Partnership brings the automotive computer vision functions from ADASENS to the embedded vision processor solutions from Videantis

 

Hannover and Lindau, Germany – Videantis and ADASENS (part of the FICOSA group) today announced they are partnering to bring advanced sensing technologies to self-driving vehicles and automotive ADAS applications. The partnership combines the ADASENS portfolio of computer vision functions with videantis’s low-power, high-performance embedded vision processor.

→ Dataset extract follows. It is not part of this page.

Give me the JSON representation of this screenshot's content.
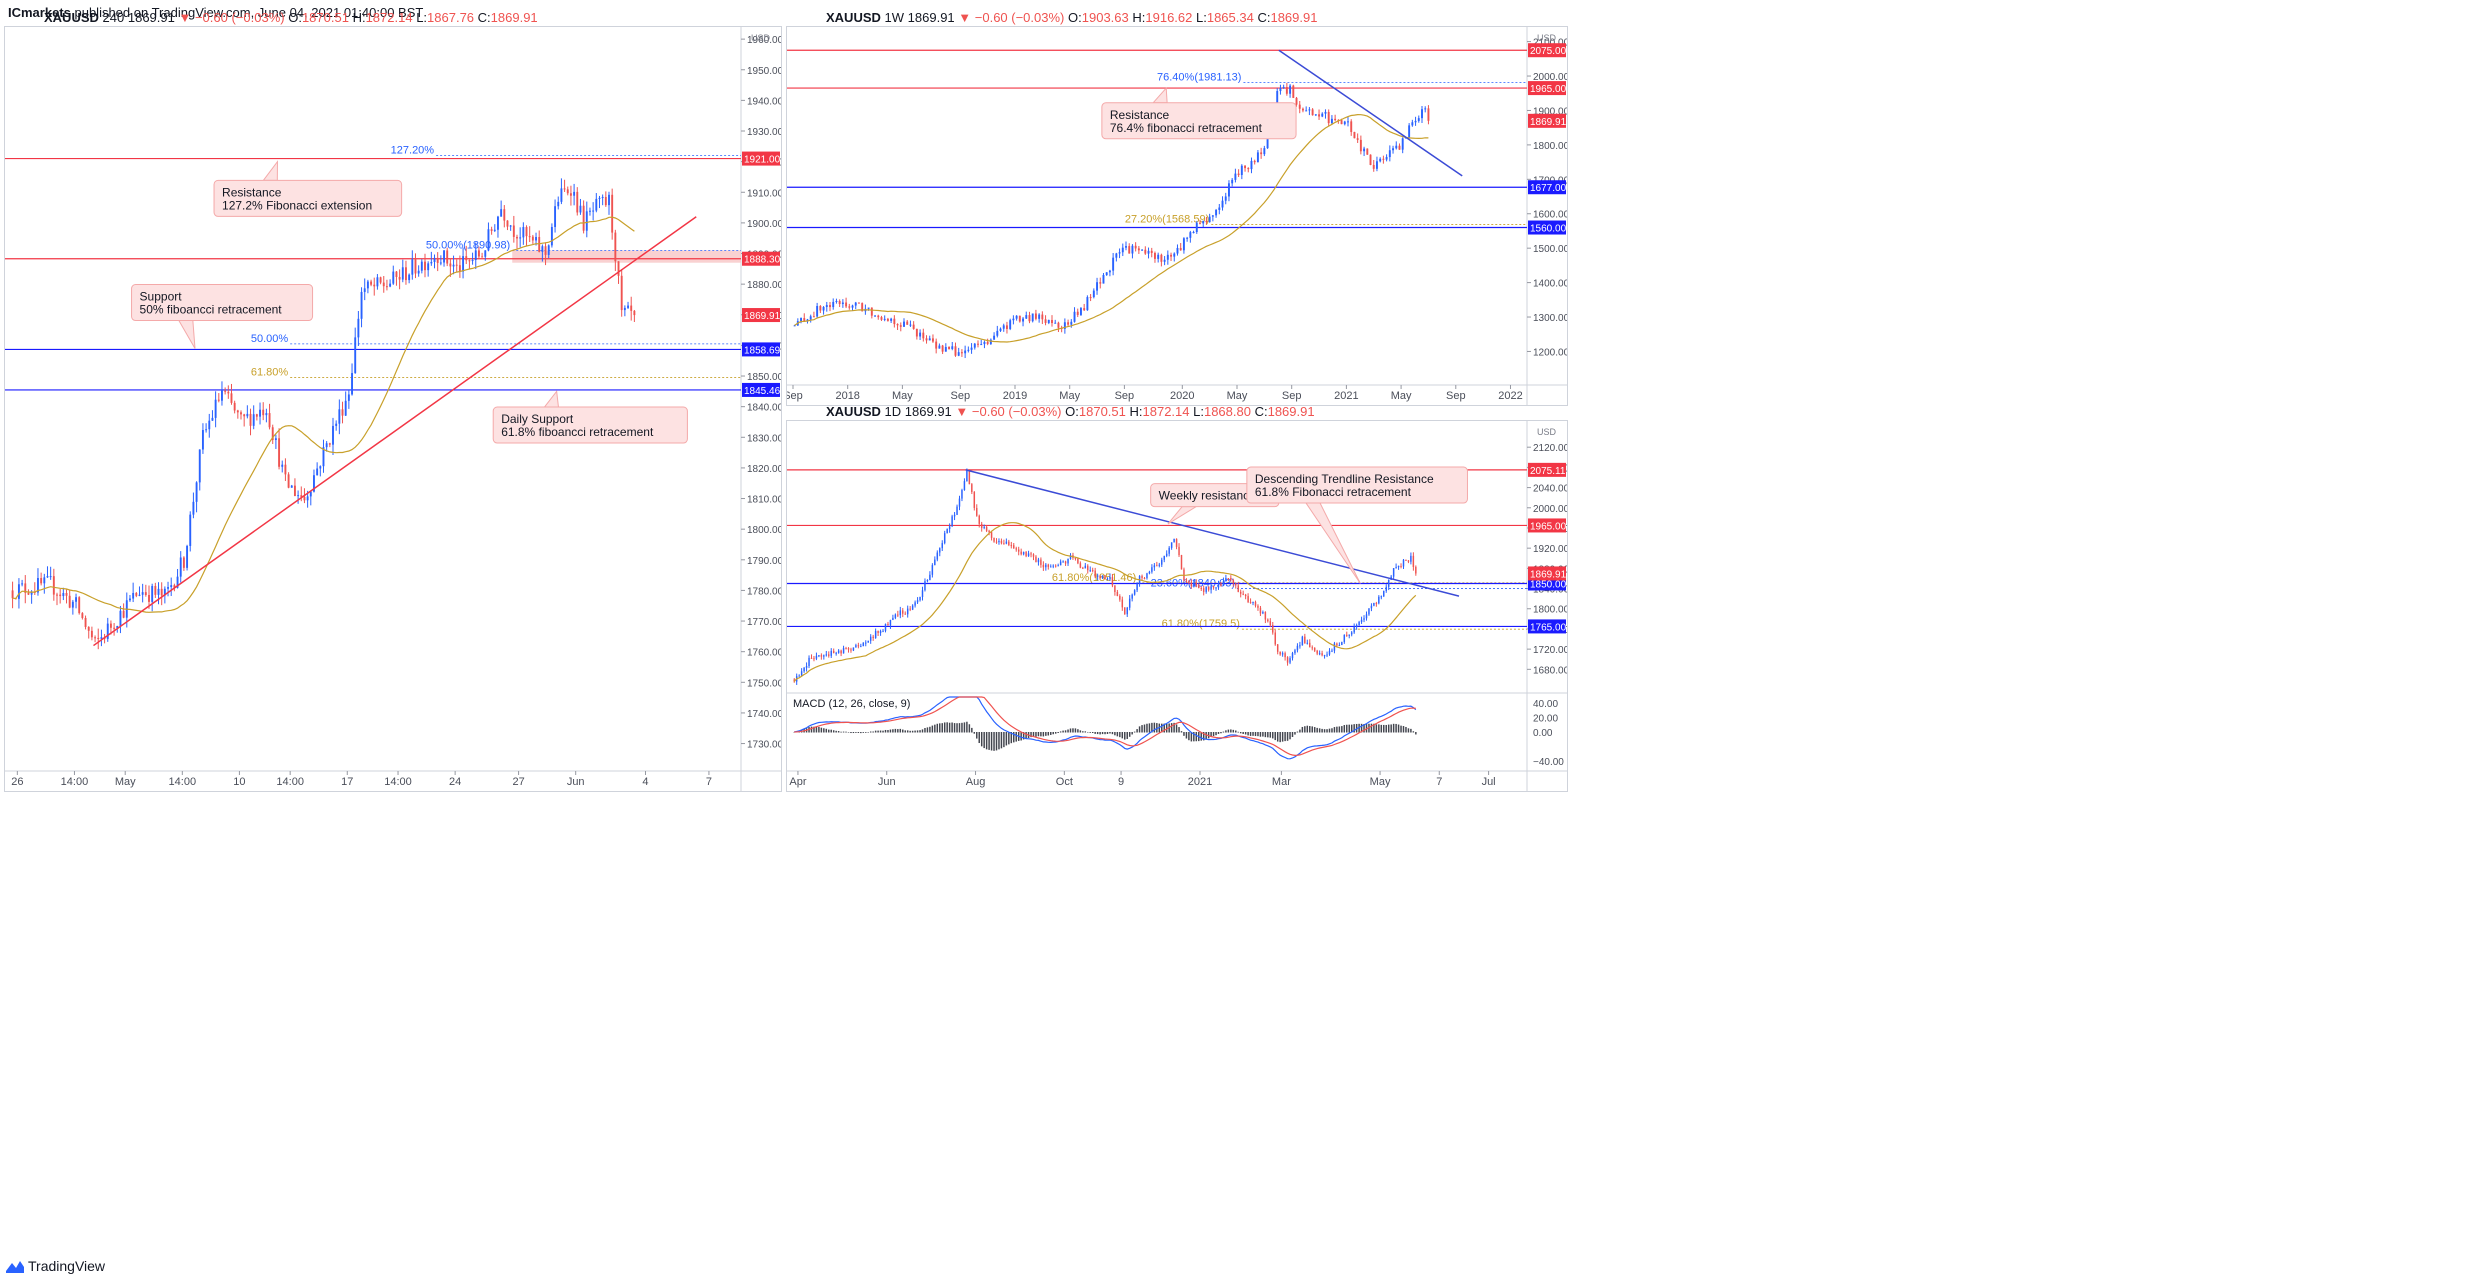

The automotive industry has been rapidly expanding its usage of cameras for a wide variety of safety-increasing and self-driving features. Rear cameras are adding computer vision to automatically brake and prevent backover incidents, surround view systems greatly increase visibility and are including automated parking functionality, front cameras are used to maintain distance or brake when needed, and side cameras are replacing mirrors. Autonomous vehicles use many cameras with computer vision techniques to sense and understand their full surroundings.

Marco Jacobs, VP Marketing at videantis, said, “We’ve been working together with ADASENS already for some time. Intelligent automotive cameras that include our vision processors have already hit the market and mass production will start in 2019. Key OEMs and Tier 1s have chosen FICOSA and ADASENS as the suppliers of the cameras and computer vision functions, respectively, for their next-generation vehicles, and we’re proud to be working with them.”

Florian Baumann, Technical Director at ADASENS, said, “We’re excited to bring our extensive portfolio of vision functions to the videantis processor architecture and jointly work together to fulfill our customer’s needs.”

Today’s automotive vision computation tasks often require multiple powerful CPUs and GPUs, which burn hundreds of Watts, to process images into meaningful information that is used to control the car. The videantis processor architecture performs these complex machine vision and image processing tasks much faster and at much lower power levels, enabling this technology to be embedded into smaller ECUs and even directly into tiny cameras.

Videantis will show an automotive camera by FICOSA that has the ADASENS algorithms running on its embedded vision processor at CES 2018 from January 9-12 in Las Vegas.